Song Meaning
This song paints a picture of a couple caught in a paradox of love and unhappiness. The initial lines lay out a stark reality: "I love you, you love me / But somehow we're not happy." It’s a direct confrontation with the idea that affection alone doesn't guarantee contentment, setting up a central conflict that feels both simple and deeply complex.
The core tension lies in the proposed solution: separation as a path to future happiness and a re-evaluation of their current love. The narrator suggests that parting will "start to want each other" and retroactively frame their present "love unhappy" as something "happy" in memory. This creates a poignant, almost cynical, view of how distance can alter perception and perhaps even rekindle desire.

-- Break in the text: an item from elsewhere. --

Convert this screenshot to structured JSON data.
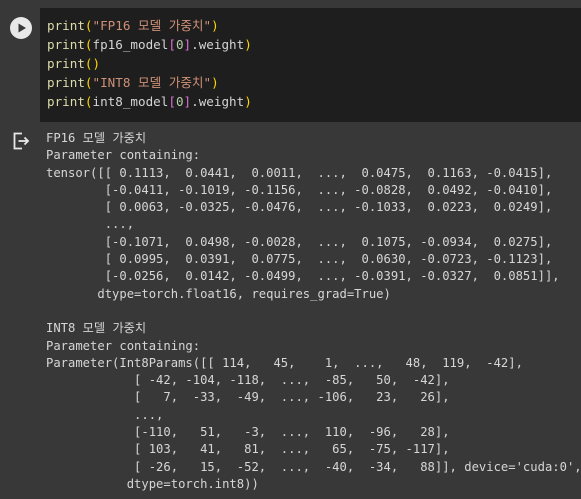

The most striking craft element is the repeated phrase "someday." It acts as a persistent, almost desperate, hope that hangs over the entire narrative. This "someday" isn't just about a future date; it's a future state of being where "love needn't always mean happiness." The lyrics propose a mature understanding that love and happiness can be separate entities, and that true, lasting love might exist even without constant bliss.
Ultimately, the effectiveness of these lyrics comes from their unflinching honesty about the difficulties within a relationship. The narrator isn't offering easy answers but a thoughtful, albeit melancholic, perspective on how love can evolve. The final lines, with their quiet insistence on "someday, someday, someday we'll be happy," offer a fragile but persistent glimmer of optimism, grounded in a newfound, perhaps hard-won, clarity about the nature of love itself.